Drew was starting to feel worn down by his struggles at school. He became increasingly snappy at home. And our patience wore thinner than a used tissue with the constant need to direct a boy of his age in the basics of daily life. “Put on your pyjamas. Clean your teeth. Use the bathroom. Get into bed.” Our home saw tears on a near-daily basis. His and mine.
The real wake-up call came when Drew told us he felt discouraged every day. Every single day. This was a bright 11-year-old with a once-cheerful disposition. He had always had this gift of creating make-believe worlds and transporting his brother, his friends and us there into his happy place, but as the age for imaginary play was being replaced with a world of team sports and structured games, a rift was forming between him and his peers and the teen years were looking anything but bright.

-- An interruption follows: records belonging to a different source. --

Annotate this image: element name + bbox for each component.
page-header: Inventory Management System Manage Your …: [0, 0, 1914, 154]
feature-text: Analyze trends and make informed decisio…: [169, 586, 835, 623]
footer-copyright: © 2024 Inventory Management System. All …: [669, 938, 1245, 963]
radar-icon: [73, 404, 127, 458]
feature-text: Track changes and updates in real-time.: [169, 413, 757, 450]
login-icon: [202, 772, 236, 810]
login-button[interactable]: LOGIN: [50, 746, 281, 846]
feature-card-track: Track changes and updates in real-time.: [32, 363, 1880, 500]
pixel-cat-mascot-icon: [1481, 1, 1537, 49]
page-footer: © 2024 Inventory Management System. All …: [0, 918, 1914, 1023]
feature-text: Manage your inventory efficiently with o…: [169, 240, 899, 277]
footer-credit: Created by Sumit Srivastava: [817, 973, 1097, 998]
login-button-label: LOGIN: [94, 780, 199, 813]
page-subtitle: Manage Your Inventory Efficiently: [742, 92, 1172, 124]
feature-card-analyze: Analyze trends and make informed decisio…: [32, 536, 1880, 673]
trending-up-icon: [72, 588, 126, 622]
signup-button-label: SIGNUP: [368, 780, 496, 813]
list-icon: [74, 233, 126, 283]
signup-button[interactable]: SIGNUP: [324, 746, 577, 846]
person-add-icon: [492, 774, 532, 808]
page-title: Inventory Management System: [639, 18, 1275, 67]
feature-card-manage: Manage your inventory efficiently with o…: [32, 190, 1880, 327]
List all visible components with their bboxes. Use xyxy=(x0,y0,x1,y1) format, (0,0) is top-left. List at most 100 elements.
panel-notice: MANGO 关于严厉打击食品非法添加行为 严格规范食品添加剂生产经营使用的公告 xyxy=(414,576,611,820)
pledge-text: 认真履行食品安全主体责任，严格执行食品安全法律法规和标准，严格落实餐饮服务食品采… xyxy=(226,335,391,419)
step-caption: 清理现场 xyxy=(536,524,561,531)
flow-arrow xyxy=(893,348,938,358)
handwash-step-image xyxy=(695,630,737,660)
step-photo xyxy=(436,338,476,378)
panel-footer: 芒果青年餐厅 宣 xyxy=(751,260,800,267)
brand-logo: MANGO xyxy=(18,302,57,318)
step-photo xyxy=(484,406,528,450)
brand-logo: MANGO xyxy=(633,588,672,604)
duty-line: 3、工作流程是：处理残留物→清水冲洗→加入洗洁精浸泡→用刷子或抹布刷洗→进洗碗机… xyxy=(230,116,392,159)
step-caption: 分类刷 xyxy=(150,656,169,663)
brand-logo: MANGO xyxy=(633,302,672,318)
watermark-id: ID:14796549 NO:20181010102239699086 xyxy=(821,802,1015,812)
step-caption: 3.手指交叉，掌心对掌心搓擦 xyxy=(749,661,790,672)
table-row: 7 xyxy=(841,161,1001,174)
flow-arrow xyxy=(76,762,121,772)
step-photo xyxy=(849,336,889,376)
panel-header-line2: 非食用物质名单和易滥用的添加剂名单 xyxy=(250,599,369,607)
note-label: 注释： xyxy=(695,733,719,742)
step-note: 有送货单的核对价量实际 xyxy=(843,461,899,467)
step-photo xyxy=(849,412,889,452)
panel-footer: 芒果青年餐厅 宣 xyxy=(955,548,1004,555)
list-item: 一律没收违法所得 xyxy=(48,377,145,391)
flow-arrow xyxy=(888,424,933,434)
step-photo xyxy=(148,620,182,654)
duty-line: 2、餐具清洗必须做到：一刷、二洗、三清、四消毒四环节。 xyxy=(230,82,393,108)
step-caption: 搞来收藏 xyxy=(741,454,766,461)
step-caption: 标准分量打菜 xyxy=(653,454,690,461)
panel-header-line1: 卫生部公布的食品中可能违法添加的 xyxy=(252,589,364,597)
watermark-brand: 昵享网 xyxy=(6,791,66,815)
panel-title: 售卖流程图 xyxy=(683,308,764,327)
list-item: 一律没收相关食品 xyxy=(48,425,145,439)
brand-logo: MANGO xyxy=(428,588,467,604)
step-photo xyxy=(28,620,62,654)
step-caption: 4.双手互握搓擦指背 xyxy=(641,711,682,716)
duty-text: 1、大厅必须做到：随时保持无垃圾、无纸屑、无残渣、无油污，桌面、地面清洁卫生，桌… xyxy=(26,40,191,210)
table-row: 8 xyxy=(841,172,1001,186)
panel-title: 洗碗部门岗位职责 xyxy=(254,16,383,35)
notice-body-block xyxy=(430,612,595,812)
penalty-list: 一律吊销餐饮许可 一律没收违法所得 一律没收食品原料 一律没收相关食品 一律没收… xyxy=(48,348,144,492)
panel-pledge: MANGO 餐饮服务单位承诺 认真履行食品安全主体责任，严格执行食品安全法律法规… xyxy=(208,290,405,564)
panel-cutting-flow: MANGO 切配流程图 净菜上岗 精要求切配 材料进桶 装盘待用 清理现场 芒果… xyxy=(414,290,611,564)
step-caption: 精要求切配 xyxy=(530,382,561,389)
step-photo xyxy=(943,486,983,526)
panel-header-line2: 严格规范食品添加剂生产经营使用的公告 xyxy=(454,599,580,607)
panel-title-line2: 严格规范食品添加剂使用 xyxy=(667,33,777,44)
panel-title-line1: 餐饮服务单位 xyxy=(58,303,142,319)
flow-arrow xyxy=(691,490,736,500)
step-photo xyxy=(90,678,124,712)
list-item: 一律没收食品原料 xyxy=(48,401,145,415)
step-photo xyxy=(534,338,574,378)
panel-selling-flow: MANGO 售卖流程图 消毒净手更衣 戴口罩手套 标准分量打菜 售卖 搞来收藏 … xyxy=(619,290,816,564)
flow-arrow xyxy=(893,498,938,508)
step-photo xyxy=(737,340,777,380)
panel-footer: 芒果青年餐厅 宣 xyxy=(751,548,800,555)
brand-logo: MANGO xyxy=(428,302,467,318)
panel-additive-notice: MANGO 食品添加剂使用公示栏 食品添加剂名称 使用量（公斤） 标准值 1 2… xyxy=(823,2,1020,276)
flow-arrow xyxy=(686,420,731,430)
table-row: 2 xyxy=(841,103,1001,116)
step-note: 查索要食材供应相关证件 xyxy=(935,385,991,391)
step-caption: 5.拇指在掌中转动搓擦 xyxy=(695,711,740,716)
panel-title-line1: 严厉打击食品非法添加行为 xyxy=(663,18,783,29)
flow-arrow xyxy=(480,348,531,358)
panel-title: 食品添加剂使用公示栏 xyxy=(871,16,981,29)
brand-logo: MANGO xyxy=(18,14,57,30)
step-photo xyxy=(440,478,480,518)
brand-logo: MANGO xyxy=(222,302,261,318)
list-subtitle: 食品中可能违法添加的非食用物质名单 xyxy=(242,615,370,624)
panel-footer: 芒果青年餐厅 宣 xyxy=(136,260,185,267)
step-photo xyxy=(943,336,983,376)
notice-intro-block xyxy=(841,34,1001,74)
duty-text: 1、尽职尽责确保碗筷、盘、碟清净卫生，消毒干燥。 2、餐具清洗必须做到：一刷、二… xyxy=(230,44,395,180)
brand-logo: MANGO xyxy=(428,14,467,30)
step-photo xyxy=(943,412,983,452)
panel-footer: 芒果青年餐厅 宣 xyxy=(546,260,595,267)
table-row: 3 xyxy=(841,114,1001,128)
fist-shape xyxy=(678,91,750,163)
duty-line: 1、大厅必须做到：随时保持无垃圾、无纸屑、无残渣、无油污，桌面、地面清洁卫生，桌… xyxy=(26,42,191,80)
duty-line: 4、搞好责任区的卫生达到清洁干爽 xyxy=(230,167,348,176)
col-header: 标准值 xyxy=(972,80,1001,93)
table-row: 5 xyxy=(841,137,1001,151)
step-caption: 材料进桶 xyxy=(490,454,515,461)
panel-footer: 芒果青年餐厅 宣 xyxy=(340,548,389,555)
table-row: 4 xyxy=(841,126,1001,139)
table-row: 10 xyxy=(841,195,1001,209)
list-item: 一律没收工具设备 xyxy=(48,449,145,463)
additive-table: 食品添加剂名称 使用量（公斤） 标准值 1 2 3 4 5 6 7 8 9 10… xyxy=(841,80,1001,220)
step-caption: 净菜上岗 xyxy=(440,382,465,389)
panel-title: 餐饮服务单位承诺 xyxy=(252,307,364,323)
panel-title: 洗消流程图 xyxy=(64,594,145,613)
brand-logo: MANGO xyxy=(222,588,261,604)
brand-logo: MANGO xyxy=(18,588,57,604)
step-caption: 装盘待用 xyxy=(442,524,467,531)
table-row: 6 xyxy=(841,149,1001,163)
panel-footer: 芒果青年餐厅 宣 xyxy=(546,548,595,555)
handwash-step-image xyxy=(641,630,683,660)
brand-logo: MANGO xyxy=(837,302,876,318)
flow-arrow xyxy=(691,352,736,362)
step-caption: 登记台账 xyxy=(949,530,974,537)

At that same time, I read that there was a correlation between untreated ADD and adolescent substance abuse. Finally something flipped in my thinking. The goal should not be for my son to stay un-medicated, the goal should be the best function of his brain.
We consulted with pediatric specialists; I took my son for testing and a formal diagnosis; and finally we were able to talk with Drew about how his brain functions differently. Every time we had a medical appointment and the subject of medication came up, my husband looked over silently, before handing me a pre-emptive tissue. But we all knew it was time.
And now, here we are. The mom who treats a headache with peppermint oil (it’s a real thing and it’s amazing—try it!) and considers a regular-strength Tylenol pulling out the “big guns” is about to give her 11 year-old the really, really big guns: stimulant meds.
I didn’t end up being the holistic hero I thought my son needed me to be, but what I’ve realized is that my son needs me to keeping trying and to find what’s best for him. And you know what? I am hopeful.